The question is coming at me from all angles, and I am talking from all angles people. It's been asked during my live conversations with lovely people, via blogs, via twitter, via Danielle LaPorte’s book Style Statement. Everywhichway I turn….there it is.
Dear Universe, I hear you. Dually noted. I got ya. Loud and clear. Shot through the heart
and you're to blame (couldn't resist). I am awake and focused. Listening to those whispers. Looking for a common thread in all that I want to do. Paying close attention to those things that have been with me for all of my life.
For the last couple of weeks, I have been sitting with the question. Feeling a bit frustrated that I don’t have a succinct answer. Frustrated that I don’t have more clarity on this. But between yesterday and today, I feel that I may have a bit more insight. I don’t have to have all of the answers. I have just have to…listen to the whispers. Pay attention to what my lessons in life have been. Take a look at what I’m good at. Think back to all of the things that I have been through and accomplished and see a common thread.
And today thanks to Carmen Torbus, I am playing with the idea of what it would mean to be a supporter of people. Women and girls specifically. I have said from the time I was young, that I was going to do something to empower women and girls. I guess part of what keeps me from claiming that for myself is my thinking….how could I make a living doing that? And can I combine that with art?
Why can’t I dream big? Why can’t I make money doing something that I feel so passionately about? Who's to stop me? What's to stop me? Why would I allow it/them to stop me?
I instantly go to the place of resistance though. My inner critic starts chattering in my ear…who do you think you are to say that? You don’t have it all together, so what makes you think that you can encourage anyone else and have them believe you? Why would anyone want encouragement from the girl who’s been living small?

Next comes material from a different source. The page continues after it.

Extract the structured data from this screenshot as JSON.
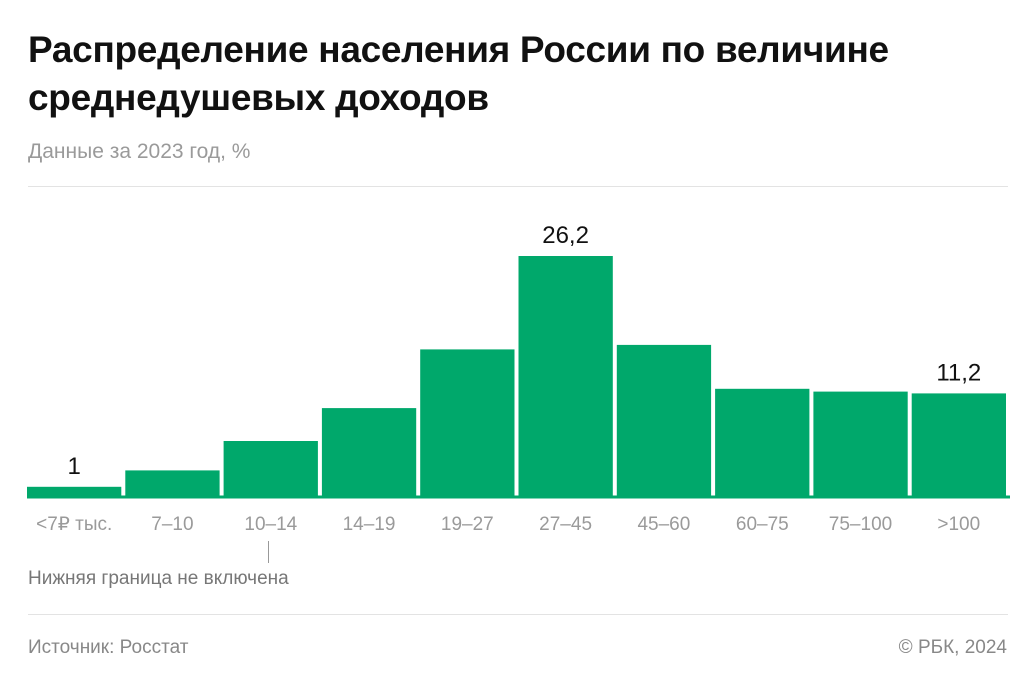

Wait a minute who's in charge here?...oh yes, it's me.
I am here to say that today, I know with certainty that this is my inner critic talking (which exhibits some really good personal growth). And just because the thought pops into my head, it does not make it the truth. It does not have to take up permanent residence in my life or my head. I am a supporter of people. A supporter of dreams. A supporter of the arts. A supporter of love, authenticity, and empowerment. A supporter of women loving themselves exactly as they are. Where they are.
How does this play into me figuring out the answer to the question? Well, to that I have to say…I don’t know for sure. But I am clear that it is ok to be unsure. I have my eyes and ears open to those whispers. And while I’m at it, I am going to give myself permission to claim the big dreams, and not minimize them for fear of looking foolish. Because honestly, to me…foolishness seems more like denying yourself the whispers of your heart. I believe that our souls carry messages and/or all of the answers…and we are continually given opportunities to uncover them. Ignoring those opportunities over and over…seems much more cockamamy than taking the time to listen and pay attention.